Alasan kedua, bisa karena sang pendaki tidak lagi mendaki bersama pemandu hebat yang sangat mengenal medan dan tahu jalan menuju puncak.
Kalau ini maknanya jelas. Bahwa, siapa manajer/pelatih yang memimpin tim United, sangat berpengaruh pada hasil akhir apakah mereka bisa sampai ke puncak atau tidak.
Bila merujuk nama yang sudah-sudah, David Moyes, Louis van Gaal, dan Jose Mourinho gagal. David Moyes memang bagus di Everton, tapi di United dia malah seperti gagap melatih. Van Gaal memang pelatih sarat gelar. Tapi dia tidak punya pengalaman di Premier League.
Bagaimana Mourinho? Kita tahu kualitas Mou. Tapi, dalam beberapa tahun terakhir, Mou mulai kehilangan pamor sering konsistensi Guardiola dan Juergen Klopp. Memang, dia bisa membawa United di peringkat dua di musim 2017/18. Namun, itu tidak cukup menyelamatkan kariernya.
Kini, di era Solskjaer, manajemen United sepertinya mulai bisa bersabar. Meski masih belum terlalu konsisten, tapi United mulai berlari di jalur yang benar. Minimal, mereka berpeluang lolos ke Liga Champions musim depan.
Alasan ketiga, bisa juga karena kondisi sang pendaki yang memang tidak lagi bugar seperti tahun-tahun sebelumnya. Sehingga, 'baterai' staminanya tidak cukup untuk mencapai puncak.
Maksudnya, kondisi tim United dalam beberapa tahun terakhir memang tidak sekeren dulu. Bisa karena pembelian pemain yang antara harga dan kualitas ternyata tidak sesuai. Atau tidak adanya pemain penentu seperti ketika mereka memiliki Robin Van Persie saat juara musim 2012/13 atau Cristiano Ronaldo di masa pertengahan 2000-an.
Harapan di musim depan
Tapi menurut saya, United kini mulai on the track. Musim ini, perekrutan beberapa pemain terbilang sudah tepat. Aaron Wan Bissaka bagus. Harry Maguire juga berkembang. Terlebih Bruno Fernandes yang mampu menjadi ikon baru di lini tengah.

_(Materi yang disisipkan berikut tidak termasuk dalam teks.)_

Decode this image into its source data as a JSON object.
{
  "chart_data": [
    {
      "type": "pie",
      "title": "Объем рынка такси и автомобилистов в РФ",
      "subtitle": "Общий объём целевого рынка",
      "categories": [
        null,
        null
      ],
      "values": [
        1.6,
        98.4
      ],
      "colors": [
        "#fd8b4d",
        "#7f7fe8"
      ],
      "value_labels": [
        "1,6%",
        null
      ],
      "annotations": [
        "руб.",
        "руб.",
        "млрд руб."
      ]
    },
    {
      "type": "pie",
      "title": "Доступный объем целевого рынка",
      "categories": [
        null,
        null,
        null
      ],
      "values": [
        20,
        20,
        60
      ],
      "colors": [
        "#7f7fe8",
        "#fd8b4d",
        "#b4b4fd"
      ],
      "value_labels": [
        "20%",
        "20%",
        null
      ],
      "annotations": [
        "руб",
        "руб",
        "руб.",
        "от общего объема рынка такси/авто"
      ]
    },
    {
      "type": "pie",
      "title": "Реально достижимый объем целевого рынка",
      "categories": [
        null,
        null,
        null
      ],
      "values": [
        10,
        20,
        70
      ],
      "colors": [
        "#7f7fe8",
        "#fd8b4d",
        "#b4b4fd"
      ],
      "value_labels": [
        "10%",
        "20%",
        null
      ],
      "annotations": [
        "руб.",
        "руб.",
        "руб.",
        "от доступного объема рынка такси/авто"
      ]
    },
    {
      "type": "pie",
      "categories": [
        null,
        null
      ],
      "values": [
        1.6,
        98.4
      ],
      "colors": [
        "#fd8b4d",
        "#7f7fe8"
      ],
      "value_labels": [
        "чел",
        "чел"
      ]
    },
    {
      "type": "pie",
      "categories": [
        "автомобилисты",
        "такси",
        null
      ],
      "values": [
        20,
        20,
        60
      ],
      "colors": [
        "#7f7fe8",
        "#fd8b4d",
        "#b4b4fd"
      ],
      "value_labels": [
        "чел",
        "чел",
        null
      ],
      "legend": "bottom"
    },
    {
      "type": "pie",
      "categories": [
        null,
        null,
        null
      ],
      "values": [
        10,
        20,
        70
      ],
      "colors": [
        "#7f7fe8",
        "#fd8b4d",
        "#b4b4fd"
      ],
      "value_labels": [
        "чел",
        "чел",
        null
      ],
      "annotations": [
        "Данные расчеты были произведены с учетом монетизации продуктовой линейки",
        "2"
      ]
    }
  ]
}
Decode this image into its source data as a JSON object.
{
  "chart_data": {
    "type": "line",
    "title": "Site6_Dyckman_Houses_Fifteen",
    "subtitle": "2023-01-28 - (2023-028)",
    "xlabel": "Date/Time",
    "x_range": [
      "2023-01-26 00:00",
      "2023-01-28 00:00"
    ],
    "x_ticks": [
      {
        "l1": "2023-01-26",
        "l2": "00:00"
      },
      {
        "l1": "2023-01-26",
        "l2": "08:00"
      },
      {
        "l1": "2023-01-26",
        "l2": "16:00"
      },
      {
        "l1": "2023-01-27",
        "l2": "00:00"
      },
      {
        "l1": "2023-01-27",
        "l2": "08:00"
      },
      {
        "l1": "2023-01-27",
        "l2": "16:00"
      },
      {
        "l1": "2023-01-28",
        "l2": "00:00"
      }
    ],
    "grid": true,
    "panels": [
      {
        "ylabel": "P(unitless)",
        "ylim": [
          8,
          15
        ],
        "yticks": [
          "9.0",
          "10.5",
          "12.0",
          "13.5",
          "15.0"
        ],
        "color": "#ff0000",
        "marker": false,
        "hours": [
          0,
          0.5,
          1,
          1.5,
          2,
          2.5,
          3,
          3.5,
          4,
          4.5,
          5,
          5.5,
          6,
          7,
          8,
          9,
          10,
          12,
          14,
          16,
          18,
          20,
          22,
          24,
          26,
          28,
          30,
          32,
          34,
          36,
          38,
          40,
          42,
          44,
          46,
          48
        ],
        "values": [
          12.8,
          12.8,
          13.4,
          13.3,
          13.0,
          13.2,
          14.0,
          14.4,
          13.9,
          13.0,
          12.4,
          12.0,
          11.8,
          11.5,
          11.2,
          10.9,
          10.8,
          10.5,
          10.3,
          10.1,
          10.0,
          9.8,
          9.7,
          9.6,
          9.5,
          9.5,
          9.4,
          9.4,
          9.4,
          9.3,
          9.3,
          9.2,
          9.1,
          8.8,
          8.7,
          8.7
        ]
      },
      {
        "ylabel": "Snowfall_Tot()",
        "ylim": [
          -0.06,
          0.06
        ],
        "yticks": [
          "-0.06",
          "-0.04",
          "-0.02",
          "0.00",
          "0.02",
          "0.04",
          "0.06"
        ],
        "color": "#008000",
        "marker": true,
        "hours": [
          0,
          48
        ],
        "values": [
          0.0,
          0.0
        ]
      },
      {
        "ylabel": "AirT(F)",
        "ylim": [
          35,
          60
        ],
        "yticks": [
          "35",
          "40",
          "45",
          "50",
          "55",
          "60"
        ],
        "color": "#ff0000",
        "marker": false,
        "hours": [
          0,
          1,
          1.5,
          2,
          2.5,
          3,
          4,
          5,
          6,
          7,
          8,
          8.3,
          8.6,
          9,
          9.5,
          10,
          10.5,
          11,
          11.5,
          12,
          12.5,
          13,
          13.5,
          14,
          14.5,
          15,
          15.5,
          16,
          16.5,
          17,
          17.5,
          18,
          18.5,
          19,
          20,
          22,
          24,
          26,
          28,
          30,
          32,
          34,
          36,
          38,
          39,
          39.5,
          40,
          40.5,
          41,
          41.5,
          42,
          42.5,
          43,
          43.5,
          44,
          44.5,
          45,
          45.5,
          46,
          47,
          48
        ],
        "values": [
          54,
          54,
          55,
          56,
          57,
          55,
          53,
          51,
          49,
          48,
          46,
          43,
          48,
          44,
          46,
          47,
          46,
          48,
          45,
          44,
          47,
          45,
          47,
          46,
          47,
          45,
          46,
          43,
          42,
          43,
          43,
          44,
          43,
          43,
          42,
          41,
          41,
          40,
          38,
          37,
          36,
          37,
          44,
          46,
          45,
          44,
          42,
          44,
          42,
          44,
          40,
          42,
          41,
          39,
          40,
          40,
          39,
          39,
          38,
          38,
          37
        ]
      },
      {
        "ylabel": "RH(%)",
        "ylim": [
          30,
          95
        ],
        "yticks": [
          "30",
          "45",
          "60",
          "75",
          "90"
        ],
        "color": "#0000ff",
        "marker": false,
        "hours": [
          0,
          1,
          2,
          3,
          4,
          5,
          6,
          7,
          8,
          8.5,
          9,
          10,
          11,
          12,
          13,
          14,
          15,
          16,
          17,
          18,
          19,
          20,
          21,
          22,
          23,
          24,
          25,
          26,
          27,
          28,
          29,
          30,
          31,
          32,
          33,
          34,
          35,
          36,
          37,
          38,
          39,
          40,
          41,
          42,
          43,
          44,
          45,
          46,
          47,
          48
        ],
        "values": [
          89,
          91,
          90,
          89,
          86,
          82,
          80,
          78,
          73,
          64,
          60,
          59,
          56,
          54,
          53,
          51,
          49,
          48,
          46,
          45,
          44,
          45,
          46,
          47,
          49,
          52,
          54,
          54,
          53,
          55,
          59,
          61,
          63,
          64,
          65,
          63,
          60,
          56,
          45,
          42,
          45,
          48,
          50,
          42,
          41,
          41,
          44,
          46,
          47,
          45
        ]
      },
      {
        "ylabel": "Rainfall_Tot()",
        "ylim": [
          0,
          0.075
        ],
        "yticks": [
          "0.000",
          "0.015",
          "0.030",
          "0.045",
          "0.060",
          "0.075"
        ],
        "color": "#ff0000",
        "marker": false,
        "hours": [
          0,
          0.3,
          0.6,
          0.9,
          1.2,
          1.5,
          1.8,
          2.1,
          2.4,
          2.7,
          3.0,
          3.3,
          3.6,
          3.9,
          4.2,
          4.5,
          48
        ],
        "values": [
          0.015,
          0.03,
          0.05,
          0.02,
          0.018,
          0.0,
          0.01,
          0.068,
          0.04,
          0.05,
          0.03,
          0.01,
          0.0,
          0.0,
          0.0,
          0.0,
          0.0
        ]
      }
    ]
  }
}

Andai musim depan, United bisa membeli dua atau tiga pemain baru yang tepat untuk memperkuat tim, andai Paul Pogba bisa menjadi dirinya yang sebenarnya, mereka bisa bersaing di papan atas. Menarik menunggu duet Pogba-Fernandes di tengah.Â
Terpenting, manajemen United perlu sedikit bersabar memberikan kesempatan pada Solskjaer. Lha wong Ferguson dulu butuh waktu lima tahun untuk membangun pondasi tim. Dia baru bisa juara Liga Inggris di musim keenam melatih United, tepatnya di musim 1992/93.
Pada akhirnya, pendaki gunung yang hebat, yang pernah sampai ke puncak, tidak akan pernah menyerah untuk bisa kembali ke puncak. Meskipun, tantangan medan yang dihadapi kini lebih susah. Tetapi sejatinya, bukan medannya, tapi tekad, mental, dan skill pendakinya yang paling menentukan. Salam.